LONDRA (Regno Unito). Daniel Lee, il direttore creativo della maison vicentina Bottega Veneta domina ai British Fashion Awards, i riconoscimenti del mondo della moda inglese. Lee, che è "figlio" della Central Saint Martins College of Art and Design, la scuola di moda e design di Londra tra gli istituti di formazione più importanti al mondo, dal 2018 dopo aver lavorato per diverse maison nell'ambito della sua fulminea carriera (si è laureato nel 2011) è in Bottega Veneta.
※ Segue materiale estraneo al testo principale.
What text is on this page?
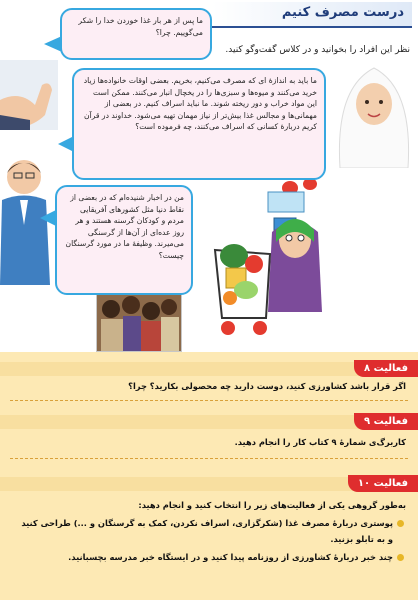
درست مصرف کنیم
نظر این افراد را بخوانید و در کلاس گفت‌وگو کنید.
ما پس از هر بار غذا خوردن خدا را شکر می‌گوییم. چرا؟
ما باید به اندازهٔ ای که مصرف می‌کنیم، بخریم. بعضی اوقات خانواده‌ها زیاد خرید می‌کنند و میوه‌ها و سبزی‌ها را در یخچال انبار می‌کنند. ممکن است این مواد خراب و دور ریخته شوند. ما نباید اسراف کنیم. در بعضی از مهمانی‌ها و مجالس غذا بیش‌تر از نیاز مهمان تهیه می‌شود. خداوند در قرآن کریم دربارهٔ کسانی که اسراف می‌کنند، چه فرموده است؟
من در اخبار شنیده‌ام که در بعضی از نقاط دنیا مثل کشورهای آفریقایی مردم و کودکان گرسنه هستند و هر روز عده‌ای از آن‌ها از گرسنگی می‌میرند. وظیفهٔ ما در مورد گرسنگان چیست؟
فعالیت ۸
اگر قرار باشد کشاورزی کنید، دوست دارید چه محصولی بکارید؟ چرا؟
فعالیت ۹
کاربرگ‌ی شمارهٔ ۹ کتاب کار را انجام دهید.
فعالیت ۱۰
به‌طور گروهی یکی از فعالیت‌های زیر را انتخاب کنید و انجام دهید:
پوستری دربارهٔ مصرف غذا (شکرگزاری، اسراف نکردن، کمک به گرسنگان و ...) طراحی کنید
و به تابلو بزنید.
چند خبر دربارهٔ کشاورزی از روزنامه پیدا کنید و در ایستگاه خبر مدرسه بچسبانید.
La sua interpretazione originale del lusso moderno ha trascinato il marchio al top mondiale in questi ultimi due anni, rinnovandolo e dando una impennata alle vendite.

 

Nato a Bradford, nel Nord dell’Inghilterra, Daniel Lee ha vinto numerosi riconoscimenti inclusi i tre più importanti: il premio come designer dell'anno, designer dell'anno per accessori, mentre maison dell'anno è risultata la "sua" Bottega Veneta.

 

Daniel Lee, direttore creativo di Bottega Veneta (foto Instagram)

 

Premio alla carriera per Giorgio Armani (Outstanding Achivement), a Rihanna per la linea Fenty vincitrice per la categoria Urban Luxe e a Naomi Campbell, fashion icon. Remo Ruffini (Moncler) ha vinto come business leader. Modella dell'anno è Adut Akech, musa di Pier Paolo Piccioli. La serata a Londra il 2 dicembre ospitata come sempre al Royal Albert Hall di Londra, ha visto tra gli altri la partecipazione di Julia Roberts, Cate Blanchett, Naomi Watts.